SHS Contributes History to Pine Lake Walk

Posted on Thursday, January 30, 2020

Sammamish Walks is a volunteer group that organizes and leads walking tours through different areas of the Sammamish Plateau. The walks typically focus on natural aspects of the area but the May 21st walk through Pine Lake Park was augmented by several history-tellers provided by the SHS. This was set up by Nan Gordon who is a member of Sammamish Walks and is a friend of the SHS.

After roaming from station to station, learning about the park's flora and fauna with Nan as their guide, the small group arrived at the lake shore in front of the current restrooms to hear about the park's history. The high point of this event was two special guests arranged by Nan: Alvin "Mick" Macko and his wife Betty Jean, the last proprietors of the Pine Lake Resort; they ran it from 1957 until it was sold to King County in 1986 to become Pine Lake Park.

Despite being ninety-something, Mick's memories of the area are still vivid and included some details that were surprises even to the SHS members. Here are a few of the interesting tidbits they shared with us:

• The Mackos lived on the resort property in a house a little closer to the lake than the current restrooms. In fact, we were standing where their living room had been.

• Mick pointed across at a small house on the far shore where he and Betty Jean currently live and told us that, before the Second World War, the whole stretch of shoreline was owned by a Japanese family that ran a large poultry ranch there. After Pearl Harbor the family was interred and the confiscated land was sold to Erickson who platted it. The Mackos' current home is on the last lot of that plat.

• Back in the fifties and sixties the lake would freeze solid every two or three years and Mick described how he and Betty Jean would skate the whole length of the lake. Betty Jean told us about a man with a small cabin on the opposite shore who bought a new refrigerator one winter. Since access to his cabin was difficult from the road, he waited until the lake was well frozen and then used the resort's boat launch to slide his new appliance out onto the ice. Using some lengths of rope, he harnessed himself to the heavy 'fridge and dragged it straight across the lake by himself. Fortunately, the ice held and he avoided sleeping with the trout.

• Speaking of trout, the State Department of Fish and Game was determined to make Pine Lake into a trout lake for fishing. Over a period of several years they poisoned the lake and killed every living thing in it so the trout they were stocking it with would have no competition. What the trout ate in the sterilized lake is unrecorded. Mick's strongest memory of this period was the smell emanating from the dead fish piled a foot deep on the shore in front of his house.

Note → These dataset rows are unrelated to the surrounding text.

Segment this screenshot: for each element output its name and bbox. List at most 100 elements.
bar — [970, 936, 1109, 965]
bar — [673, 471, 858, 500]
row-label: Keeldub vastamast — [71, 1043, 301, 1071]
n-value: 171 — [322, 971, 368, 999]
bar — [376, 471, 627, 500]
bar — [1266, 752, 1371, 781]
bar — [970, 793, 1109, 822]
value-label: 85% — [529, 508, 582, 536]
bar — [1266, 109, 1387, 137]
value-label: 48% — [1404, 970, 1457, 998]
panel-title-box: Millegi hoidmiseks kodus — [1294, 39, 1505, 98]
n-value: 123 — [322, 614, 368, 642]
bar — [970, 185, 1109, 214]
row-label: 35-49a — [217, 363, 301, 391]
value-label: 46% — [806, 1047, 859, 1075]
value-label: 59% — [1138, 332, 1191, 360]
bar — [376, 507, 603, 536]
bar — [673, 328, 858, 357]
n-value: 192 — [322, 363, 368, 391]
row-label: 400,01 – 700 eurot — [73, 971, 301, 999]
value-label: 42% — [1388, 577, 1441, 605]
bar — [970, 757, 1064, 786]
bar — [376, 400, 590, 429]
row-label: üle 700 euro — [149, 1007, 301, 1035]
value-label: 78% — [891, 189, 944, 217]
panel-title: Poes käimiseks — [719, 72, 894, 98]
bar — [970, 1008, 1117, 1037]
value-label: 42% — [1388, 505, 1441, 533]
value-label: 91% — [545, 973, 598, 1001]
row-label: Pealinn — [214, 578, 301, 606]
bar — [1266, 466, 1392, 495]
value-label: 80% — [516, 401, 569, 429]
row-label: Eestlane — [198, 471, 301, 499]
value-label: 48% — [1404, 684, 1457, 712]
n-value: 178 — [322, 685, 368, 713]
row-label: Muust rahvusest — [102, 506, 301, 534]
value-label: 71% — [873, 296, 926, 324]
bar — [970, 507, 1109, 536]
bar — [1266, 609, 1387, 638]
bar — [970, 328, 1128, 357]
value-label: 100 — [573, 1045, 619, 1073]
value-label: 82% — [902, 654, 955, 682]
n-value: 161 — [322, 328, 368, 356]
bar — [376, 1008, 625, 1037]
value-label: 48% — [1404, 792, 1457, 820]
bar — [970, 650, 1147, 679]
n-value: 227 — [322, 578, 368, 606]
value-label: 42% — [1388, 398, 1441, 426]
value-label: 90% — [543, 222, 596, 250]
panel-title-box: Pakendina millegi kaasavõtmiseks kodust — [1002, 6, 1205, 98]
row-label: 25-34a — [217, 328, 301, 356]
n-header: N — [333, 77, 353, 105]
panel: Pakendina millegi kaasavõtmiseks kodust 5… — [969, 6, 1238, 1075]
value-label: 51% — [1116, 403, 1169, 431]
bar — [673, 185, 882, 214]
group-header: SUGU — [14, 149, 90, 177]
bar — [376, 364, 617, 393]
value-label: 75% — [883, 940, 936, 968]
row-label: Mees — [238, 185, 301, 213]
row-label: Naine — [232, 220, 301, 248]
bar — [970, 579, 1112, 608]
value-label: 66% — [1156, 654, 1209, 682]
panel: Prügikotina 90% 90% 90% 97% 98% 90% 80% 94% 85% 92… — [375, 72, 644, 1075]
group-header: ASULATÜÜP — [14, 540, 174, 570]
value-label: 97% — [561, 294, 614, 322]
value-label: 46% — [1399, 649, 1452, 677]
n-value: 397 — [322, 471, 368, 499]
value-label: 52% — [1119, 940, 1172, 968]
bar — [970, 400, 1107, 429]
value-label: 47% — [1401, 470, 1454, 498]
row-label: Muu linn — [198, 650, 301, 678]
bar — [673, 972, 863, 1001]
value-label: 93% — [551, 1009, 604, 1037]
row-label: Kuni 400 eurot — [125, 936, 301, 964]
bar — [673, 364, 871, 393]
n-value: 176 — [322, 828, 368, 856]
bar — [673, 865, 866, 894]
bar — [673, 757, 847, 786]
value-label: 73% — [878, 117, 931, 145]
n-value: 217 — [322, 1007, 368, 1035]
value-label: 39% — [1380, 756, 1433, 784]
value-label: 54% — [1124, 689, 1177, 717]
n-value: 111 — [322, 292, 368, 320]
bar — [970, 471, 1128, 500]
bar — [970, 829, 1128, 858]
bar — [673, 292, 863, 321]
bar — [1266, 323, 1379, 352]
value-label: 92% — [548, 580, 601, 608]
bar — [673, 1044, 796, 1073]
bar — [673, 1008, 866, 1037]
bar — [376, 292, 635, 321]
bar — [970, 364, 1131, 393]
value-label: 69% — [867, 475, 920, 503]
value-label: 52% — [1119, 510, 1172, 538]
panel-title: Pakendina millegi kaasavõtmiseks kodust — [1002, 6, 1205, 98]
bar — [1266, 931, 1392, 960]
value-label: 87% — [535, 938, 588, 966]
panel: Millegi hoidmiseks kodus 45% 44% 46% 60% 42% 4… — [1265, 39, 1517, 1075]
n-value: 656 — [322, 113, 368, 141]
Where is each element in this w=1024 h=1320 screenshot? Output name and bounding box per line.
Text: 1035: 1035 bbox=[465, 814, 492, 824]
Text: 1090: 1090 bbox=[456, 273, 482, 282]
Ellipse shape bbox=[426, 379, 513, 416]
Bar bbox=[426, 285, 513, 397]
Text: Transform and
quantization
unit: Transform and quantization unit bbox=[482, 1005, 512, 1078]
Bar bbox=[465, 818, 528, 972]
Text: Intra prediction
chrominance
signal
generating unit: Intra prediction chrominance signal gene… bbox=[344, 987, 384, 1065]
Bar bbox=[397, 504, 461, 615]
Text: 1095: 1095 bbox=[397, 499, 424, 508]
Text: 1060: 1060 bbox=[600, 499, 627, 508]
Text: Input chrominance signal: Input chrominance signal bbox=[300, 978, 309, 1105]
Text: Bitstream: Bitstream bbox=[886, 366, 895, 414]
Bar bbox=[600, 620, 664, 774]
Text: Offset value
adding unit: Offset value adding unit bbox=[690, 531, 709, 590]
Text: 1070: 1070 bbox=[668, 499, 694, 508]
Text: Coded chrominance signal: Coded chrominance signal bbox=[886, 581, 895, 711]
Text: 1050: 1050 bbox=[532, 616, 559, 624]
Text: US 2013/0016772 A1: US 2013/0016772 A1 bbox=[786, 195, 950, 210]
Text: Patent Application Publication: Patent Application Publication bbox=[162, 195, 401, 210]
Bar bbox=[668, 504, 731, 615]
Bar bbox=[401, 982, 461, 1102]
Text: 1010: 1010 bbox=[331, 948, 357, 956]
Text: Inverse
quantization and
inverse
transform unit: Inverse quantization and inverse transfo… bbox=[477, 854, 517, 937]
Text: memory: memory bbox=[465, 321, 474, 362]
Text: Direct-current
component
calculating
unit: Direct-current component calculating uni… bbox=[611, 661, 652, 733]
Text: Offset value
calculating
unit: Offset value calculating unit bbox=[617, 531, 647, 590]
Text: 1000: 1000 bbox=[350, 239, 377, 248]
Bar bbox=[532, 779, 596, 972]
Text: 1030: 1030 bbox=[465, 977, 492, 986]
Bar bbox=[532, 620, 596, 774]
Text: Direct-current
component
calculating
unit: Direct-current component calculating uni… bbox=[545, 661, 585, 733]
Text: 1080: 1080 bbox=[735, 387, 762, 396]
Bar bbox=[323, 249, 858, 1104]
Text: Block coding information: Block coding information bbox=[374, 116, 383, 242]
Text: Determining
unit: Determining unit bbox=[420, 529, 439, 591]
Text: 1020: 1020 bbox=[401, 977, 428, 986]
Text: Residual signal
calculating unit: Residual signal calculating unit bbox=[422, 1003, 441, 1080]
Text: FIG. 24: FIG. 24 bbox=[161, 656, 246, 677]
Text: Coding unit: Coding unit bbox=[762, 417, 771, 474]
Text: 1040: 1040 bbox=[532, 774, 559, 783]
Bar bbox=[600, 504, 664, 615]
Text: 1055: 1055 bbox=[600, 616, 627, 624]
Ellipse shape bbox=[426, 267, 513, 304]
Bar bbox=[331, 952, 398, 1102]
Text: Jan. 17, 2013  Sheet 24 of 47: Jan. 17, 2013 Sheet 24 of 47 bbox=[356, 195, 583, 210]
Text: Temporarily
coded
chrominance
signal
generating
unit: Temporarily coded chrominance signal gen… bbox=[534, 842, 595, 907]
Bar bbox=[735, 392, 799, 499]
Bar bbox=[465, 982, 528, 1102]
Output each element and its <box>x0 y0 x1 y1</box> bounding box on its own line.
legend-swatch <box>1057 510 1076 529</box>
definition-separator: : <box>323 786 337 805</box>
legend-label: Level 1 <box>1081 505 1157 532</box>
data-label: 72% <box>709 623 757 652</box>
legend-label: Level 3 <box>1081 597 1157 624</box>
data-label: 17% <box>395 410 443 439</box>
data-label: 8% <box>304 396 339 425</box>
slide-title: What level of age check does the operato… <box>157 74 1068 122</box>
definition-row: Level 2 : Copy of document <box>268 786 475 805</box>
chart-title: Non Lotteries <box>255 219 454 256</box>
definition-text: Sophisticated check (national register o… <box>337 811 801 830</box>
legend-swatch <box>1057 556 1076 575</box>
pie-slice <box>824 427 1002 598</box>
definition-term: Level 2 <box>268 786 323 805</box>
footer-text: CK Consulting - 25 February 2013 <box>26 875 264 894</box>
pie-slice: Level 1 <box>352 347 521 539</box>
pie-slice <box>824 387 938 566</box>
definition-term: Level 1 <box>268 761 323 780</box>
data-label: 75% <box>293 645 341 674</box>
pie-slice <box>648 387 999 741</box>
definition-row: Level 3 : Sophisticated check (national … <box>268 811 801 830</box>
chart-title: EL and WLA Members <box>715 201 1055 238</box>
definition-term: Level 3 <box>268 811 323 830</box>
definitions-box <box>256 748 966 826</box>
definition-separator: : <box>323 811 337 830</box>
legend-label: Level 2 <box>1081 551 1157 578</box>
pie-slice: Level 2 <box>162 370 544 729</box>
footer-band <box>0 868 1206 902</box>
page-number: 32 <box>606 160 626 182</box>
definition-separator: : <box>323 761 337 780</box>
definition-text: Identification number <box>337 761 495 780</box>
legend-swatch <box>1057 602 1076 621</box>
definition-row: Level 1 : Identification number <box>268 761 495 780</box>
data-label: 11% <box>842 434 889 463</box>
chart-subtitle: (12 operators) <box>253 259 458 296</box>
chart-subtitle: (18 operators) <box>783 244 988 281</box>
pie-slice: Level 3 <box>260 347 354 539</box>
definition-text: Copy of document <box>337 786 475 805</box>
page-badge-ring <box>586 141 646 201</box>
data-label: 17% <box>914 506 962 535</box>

• Back before the shoreline was as thoroughly developed as it is today, the lake supported a thriving population of bull frogs the size of dinner plates. Many of those frogs, or at least their legs, actually ended up on dinner plates in some of Seattle's finer restaurants; a small group of men frequently visited the marshy shore and left with burlap sacks full of their croaking booty.

• When Mick was a boy, there was a trapper's cabin, old even then, near the entrance to the resort. For years after it was gone you could still tell where it had been from the midden of rusty cans the trapper habitually tossed out of his window. Today, since the last remodel of the park in 2009, not even the smallest trace remains of the original resort the Mackos ran for twenty-five years.